Sejarah mencatat keinginan untuk merevisi KUHP dan KUHAP ini bukan baru kali ini menjadi perdebatan, namun telah terjadi sejak era Orde Baru dengan berbagai macam variasi kontroversinya. Akibatnya, selalu gagal disahkan menjadi UU baru. Tentu publik tak berharap revisi kali ini juga akan gagal kembali.
Membaca teks draf revisi kedua RUU ini yang jumlahnya 766 pasal, memang harus diakui ada kesan yang amat kuat untuk melucuti eksistensi KPK dalam pemberantasan korupsi. Paling tidak, terdapat 10 (sepuluh) daftar inventaris masalah (DIM) yang hendak mengamputasi kewenangan KPK dan berpotensi pada tak sensitifnya terhadap pemberantasan korupsi, yaitu: (1) penghapusan ketentuan penyidikan; (2) KUHAP berlaku terhadap tindak pidana yang diatur di luar KUHP; (3) hakim pemeriksa pendahuluan (hakim komisaris) berwenang menghentikan penuntutan; (4) tidak berwenang memperpanjang penahanan penyidikan; (5) masa penahanan singkat; (6) penyadapan dan penyitaan harus izin hakim; (7) terhadap putusan bebas tidak dapat diajukan kasasi ke MA; (8) putusan MA tidak boleh lebih berat dari pada putusan PT; (9) korupsi tidak masuk kejahatan luar biasa; dan (10) suap atau gratifikasi tidak masuk delik korupsi, tapi masuk delik tindak pidana jabatan.

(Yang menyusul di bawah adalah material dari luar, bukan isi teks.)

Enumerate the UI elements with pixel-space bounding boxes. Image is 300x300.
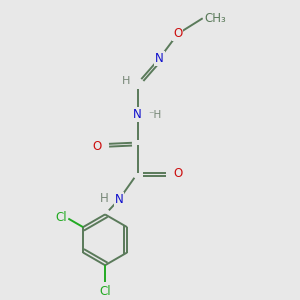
- Text: Cl: Cl: [55, 212, 67, 224]
- Text: ⁻H: ⁻H: [148, 110, 161, 120]
- Text: N: N: [155, 52, 164, 65]
- Text: Cl: Cl: [99, 285, 111, 298]
- Text: N: N: [133, 108, 142, 121]
- Text: H: H: [122, 76, 130, 86]
- Text: CH₃: CH₃: [204, 12, 226, 25]
- Text: N: N: [115, 193, 123, 206]
- Text: O: O: [173, 167, 182, 180]
- Text: O: O: [93, 140, 102, 153]
- Text: O: O: [173, 27, 182, 40]
- Text: H: H: [100, 192, 109, 205]
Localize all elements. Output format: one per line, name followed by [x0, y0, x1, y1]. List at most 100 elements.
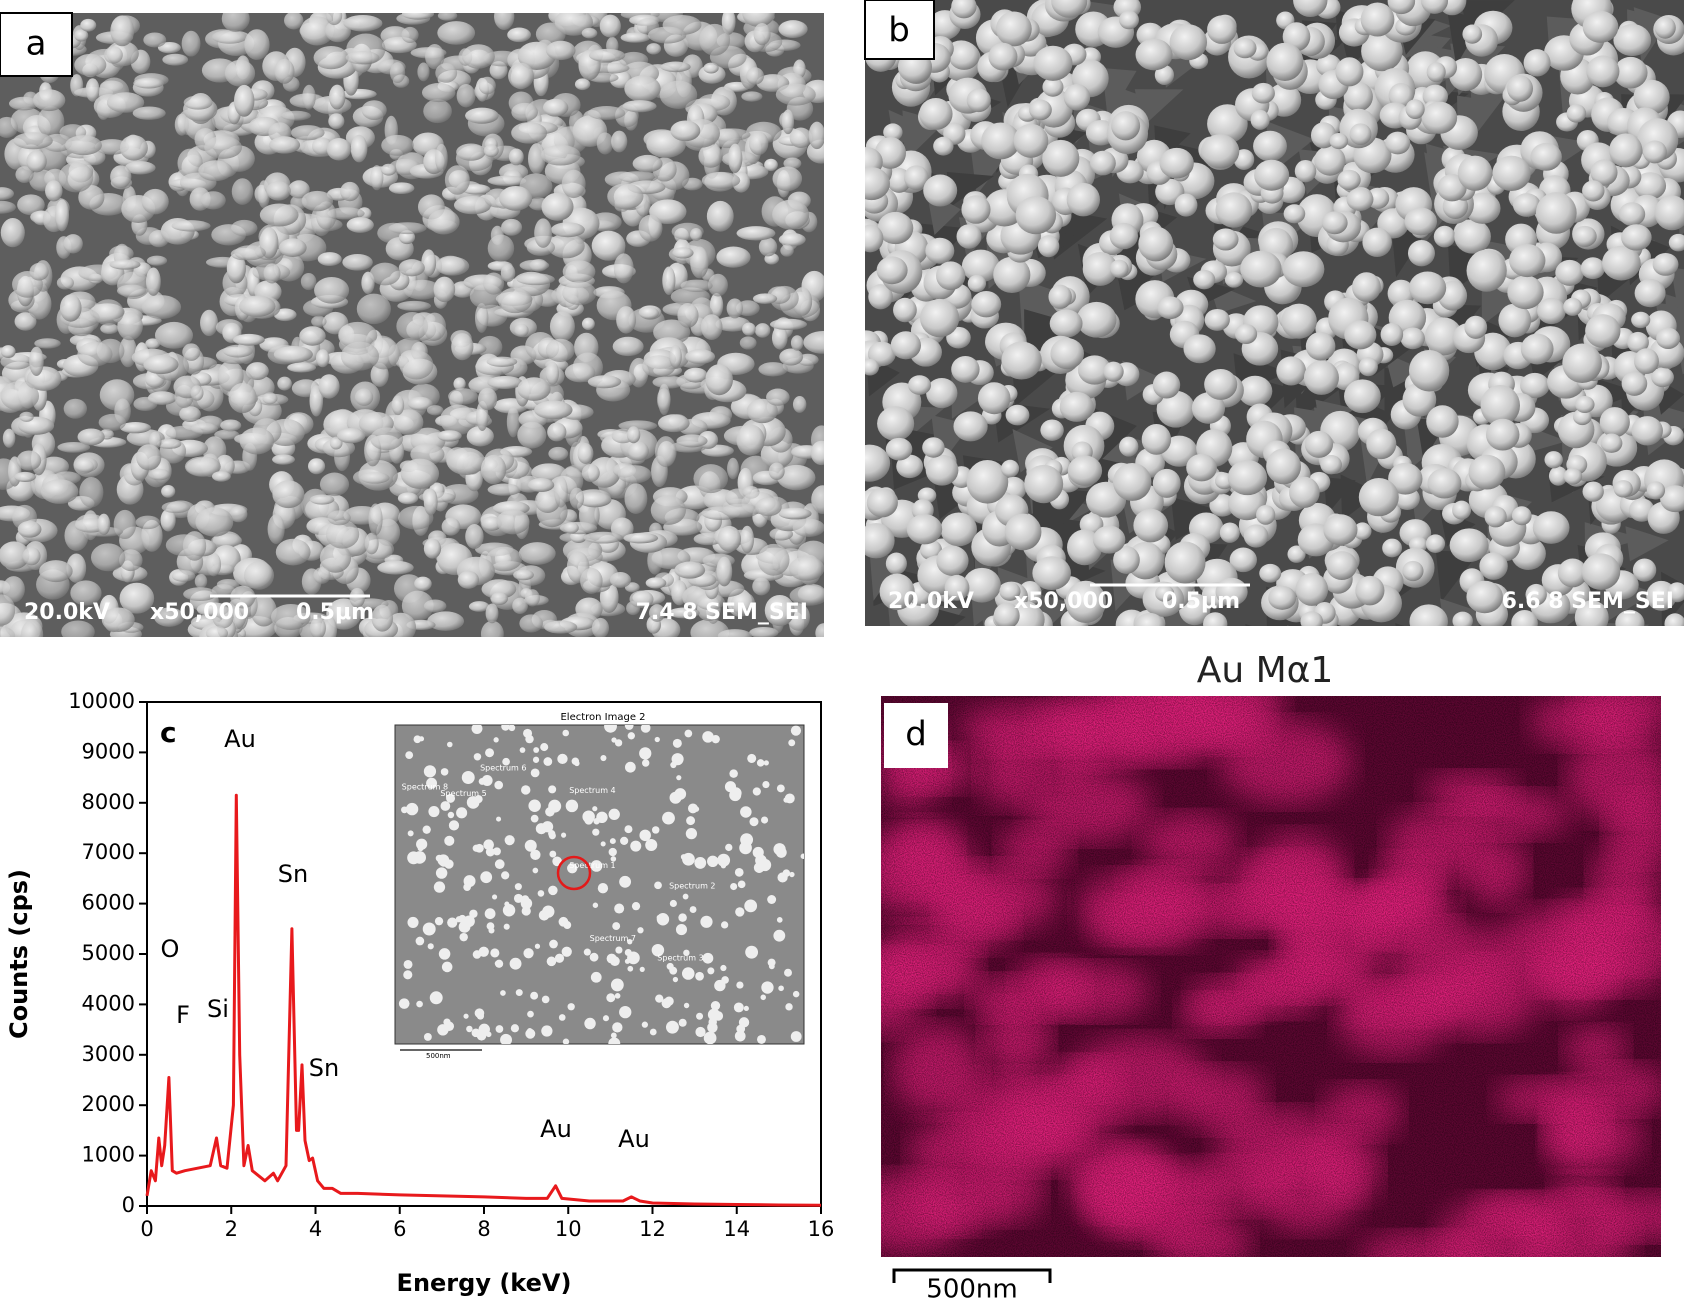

Jika dilihat dari 10 pasal dalam DIM itu tampaklah bahwa draf revisi KUHP dan KUHAP ini lemah dari aspek political will untuk memberantas korupsi. Karena harus diakui kinerja KPK dalam pemberantasan korupsi selama ini berhasil mengikis perilaku korupsi pejabat negara dan memenjarakannya.
KUHP dan KUHAP adalah UU induk yang merupakan hasil kodifikasi dan unifikasi materi hukum pidana yang tersebar dalam berbagai produk UU yang lain. Karena itu, kedua UU tersebut diharapkan menjadi produk pamungkas untuk dapat menampung segala model dan varian kejahatan tindak pidana.
RUU ini diharapkan pula menjadi produk hukum pidana yang seragam dalam rangka memperkuat kebijakan politik hukum di Indonesia yang menempatkan negara sebagai agen tunggal manajemen pembuatan hukum di tengah pluralisme hukum. Meminjam ungkapan John Griffiths dalam Ratno Lukito (2006: 81) disebut state law pluralism atau weak legal pluralism, di mana kehidupan pluralisme hukum dalam nation state dimungkinkan eksistensinya, namun negaralah yang selalu berperan sebagai agen tunggal dalam proses katalisasi maupun legalisasinya.
Jika dibaca menyeluruh pasal-pasal dalam draf RUU KUHP dan KUHAP ini harus diakui cukup sempurna jika di bandingkan dengan produk RUU di tahun- tahun sebelumnya. Terutama dilihat dari aspek perlindungan hak asasi manusia (HAM) terhadap subjek hukum pidana.
Oleh karena itu tak ada alasan cukup kuat untuk menunda proses revisi terhadap KUHP dan KUHAP ini dilihat dari tiga aspek subjek hukum pidana ini. Kritik banyak kalangan agar prioritas revisi hanya pada KUHP, agak sulit diterima, sebab antara KUHP dan KUHAP adalah ibarat sekeping mata uang, keduanya tak bisa dipisahkan sebagai satu kesatuan sistem.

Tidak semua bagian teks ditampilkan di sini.